Novel Small Molecule with Potent Antifungal Activity for Fungal Infections

Methods: Initially, library of 50,000 small molecules were examined for yeast-to-hypha transition inhibitors (Y-Hi) of Candida albicans by 384-well format high throughput assays. Y-Hi were further examined under strong hyphal inducing conditions using C. albicans ATCC and clinical isolates. Next, antifungal activity of identified Y-Hi was examined using CLSI standards for various Candida species and Cryptococcus neoformans, and further validated by dose-dependent and time-dependent studies. Next, anti-biofilm activity of molecules was evaluated using standard XTT reduction assay. Small molecule SM21 which showed potent antifungal activity against fungal biofilms was extensively tested for its safety using cytotoxicity assays in primary cell cultures and animal models.

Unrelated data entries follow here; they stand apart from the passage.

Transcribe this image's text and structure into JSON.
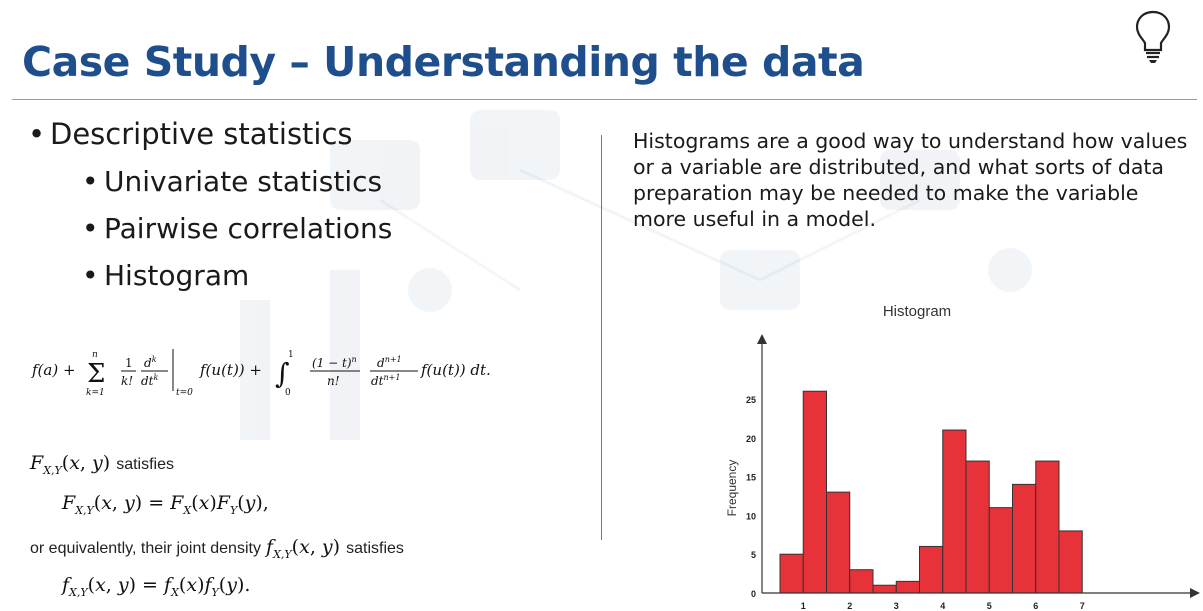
{
  "slide": {
    "title": "Case Study – Understanding the data",
    "bullets": [
      {
        "level": 1,
        "text": "Descriptive statistics"
      },
      {
        "level": 2,
        "text": "Univariate statistics"
      },
      {
        "level": 2,
        "text": "Pairwise correlations"
      },
      {
        "level": 2,
        "text": "Histogram"
      }
    ],
    "description": "Histograms are a good way to understand how values or a variable are distributed, and what sorts of data preparation may be needed to make the variable more useful in a model.",
    "formulas": {
      "taylor": "f(a) + Σ_{k=1}^{n} (1/k!) d^k/dt^k |_{t=0} f(u(t)) + ∫_0^1 ((1−t)^n / n!) d^{n+1}/dt^{n+1} f(u(t)) dt.",
      "satisfies_label": "satisfies",
      "equivalently_text": "or equivalently, their joint density",
      "satisfies_label_2": "satisfies"
    },
    "icons": {
      "top_right": "lightbulb-icon"
    },
    "colors": {
      "title": "#1f4e8c",
      "bars": "#e8323a",
      "divider": "#4a7fc1"
    }
  },
  "chart_data": {
    "type": "bar",
    "title": "Histogram",
    "ylabel": "Frequency",
    "xlabel": "",
    "x_ticks": [
      "1",
      "2",
      "3",
      "4",
      "5",
      "6",
      "7"
    ],
    "y_ticks": [
      "0",
      "5",
      "10",
      "15",
      "20",
      "25"
    ],
    "ylim": [
      0,
      30
    ],
    "xlim": [
      0.5,
      7
    ],
    "bin_width": 0.5,
    "bins": [
      {
        "start": 0.5,
        "value": 5
      },
      {
        "start": 1.0,
        "value": 26
      },
      {
        "start": 1.5,
        "value": 13
      },
      {
        "start": 2.0,
        "value": 3
      },
      {
        "start": 2.5,
        "value": 1
      },
      {
        "start": 3.0,
        "value": 1.5
      },
      {
        "start": 3.5,
        "value": 6
      },
      {
        "start": 4.0,
        "value": 21
      },
      {
        "start": 4.5,
        "value": 17
      },
      {
        "start": 5.0,
        "value": 11
      },
      {
        "start": 5.5,
        "value": 14
      },
      {
        "start": 6.0,
        "value": 17
      },
      {
        "start": 6.5,
        "value": 8
      }
    ]
  }
}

Results: Initially, 20 Y-Hi of C. albicans was indentified. Eight small molecules showed strong Y-Hi activity under all hyphal inducing conditions. Four small molecules exhibited potent antifungal activity against wide range of fungal species including C. albicans, C. glabrata. C. krusei, C. tropicalis, C. parapsilosis and C. neoformans in their planktonic mode of growth. One small molecule (SM21) showed anti-biofilm activity against Candida biofilms. SM21 was more effective than amphotericin B and caspofungin. Activity of SM21 was fungal specific and effective against resistant fungal isolates for existing antifungals. Safety of SM21 was confirmed by both in vitro and in vivo assays.

Conclusion: We have discovered a novel small molecule with strong antifungal activity which could be developed as a novel antifungal agent for treating fungal infections (HKU Seed funding for CJS & LPS).